L'histoire :
En 1983, à la fin d'un discours dans l'allée des Justes à Yad Vashem à Jérusalem, Irena plante un arbre. « Un monument peut toujours être détruit mais un arbre commémoratif poussera pour toujours ». Cet arbre commémore un évènement si marquant, qu'il est important d'évoquer le passé. En 1949, elle est interrogée par les soviétiques. Ils soupçonnent alors qu'elle cache des soldats de l'armée de l'intérieur. La société change-t-elle vraiment ? Les conflits ne perdurent-ils pas encore un peu partout dans le monde ? « En regardant les actualités polonaises, j'avais l'impression que la région était à feu et à sang ». Une petite fille curieuse veut savoir ce qui lui est arrivé après le coup de couteau dans la jambe. Etonnement, Irena s'en sort. Pas sans souffrance, mais au milieu du désespoir, elle garde le silence. Elle concentre son énergie pour aider les autres. Le temps passe et après les allemands, c'est au tour des russes d'occuper Varsovie. « Des soldats sont venus nous forcer à sortir pour les acclamer ». Un mieux-vivre se fait néanmoins ressentir. L'infirmière pensait avoir tout vu jusqu'à l'arrivée d'enfants sortis du camp d'Auschwitz-Birkeneau. Les cauchemars les empêchent de se reposer. Les mots peinent à sortir. Le dessin permet de libérer la douleur. Chacun doit trouver sa façon de recouvrer la tranquillité. Aujourd'hui, les élèves qu'elle rencontre sont différents, mais ils s'entendent. L'émotion est grande et les larmes coulent. Irena est fière de voir des jeunes si libres. Elle se rappelle quand un homme est venu chercher les fiches cachées dans des bocaux, contenant les identités de 2 500 enfants sauvés.

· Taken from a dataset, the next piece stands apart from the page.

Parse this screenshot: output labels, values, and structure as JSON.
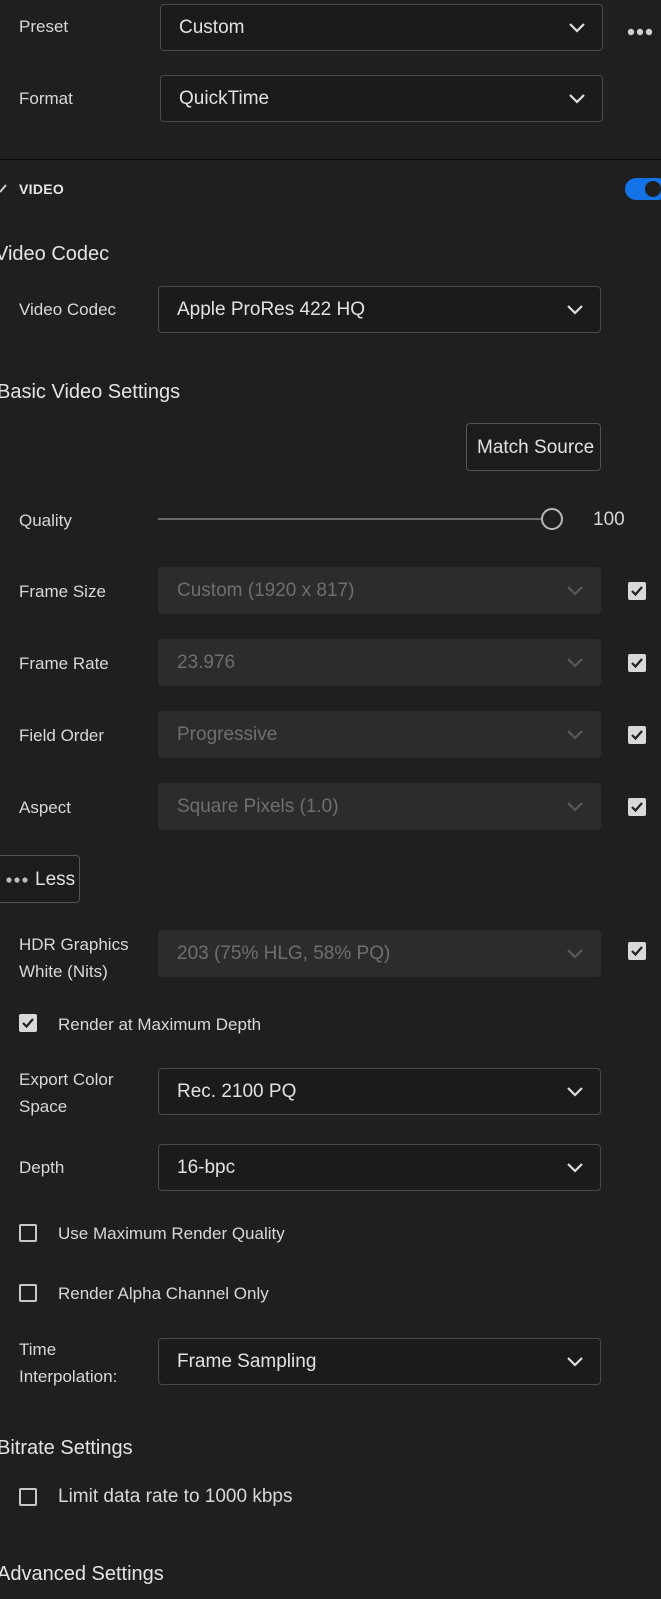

Comment se reconstruire avec une si douloureuse vérité ? Ceux qui ont vécu l'horreur peuvent-ils se relever ? Irena en est la preuve car elle a continué à vivre et à parler...
Ce qu'on en pense sur la planète BD :
Jean-David Morvan et Séverine Tréfouël concluent leur série de brillante manière. Affirmer que le Bien peut triompher est osé et au combien important. Derrière chaque guerre se cache des courageux, des braves, des justes pour défendre les êtres injustement ciblés. L'éloquente préface de Marek Halter insiste sur l'importante du devoir de Mémoire et des Justes qui ont risqué leur vie. L'histoire débute avec un lieu d'hommage sur lequel nous étions déjà à la fin du précédent tome. On peut y voir une référence discrète au Dr Janusz Korczak, un Juste qui accompagna les enfants juifs de son orphelinat à Tréblinka pour un dernier voyage. Son histoire est racontée avec délicatesse et humilité. Comment faire autrement face à la témérité de cet homme ? Ce site particulier est aussi une manière d'évoquer le conflit israélo-palestinien toujours d'actualité. Les tensions sont palpables sur place. « Il y a beaucoup de problèmes, il ne faut pas se le cacher, mais la pulsion de vie est la plus forte ». Le conflit implique beaucoup de monde, et parfois malgré eux. Notre héroïne évoque ces allemands embrigadés dans une guerre dont ils étaient eux aussi victimes. Les victimes sont nombreuses et chacune à le droit à un porte-voix. Traduire les actions des Justes n'est sans doute pas facile. David Evrard relève ce défi. Par exemple, les séquences dessinées à la craie donnent sens à ce qu'ont vécu les enfants dans le ghetto et dans les camps. Ce biais élégant permet d'évoquer la réalité de l'horreur à des enfants, sans leur montrer des images trop violentes. Sans oublier la douceur des couleurs de Walter, qui rassurent et apaisent. Cette série révèle le courage d'une femme parmi beaucoup d'autres, avec bonté sans oublier une touche d'humour. Un travail d'équipe réfléchi, qui a mis son talent au service de l'Histoire et de la Mémoire. Merci et bravo.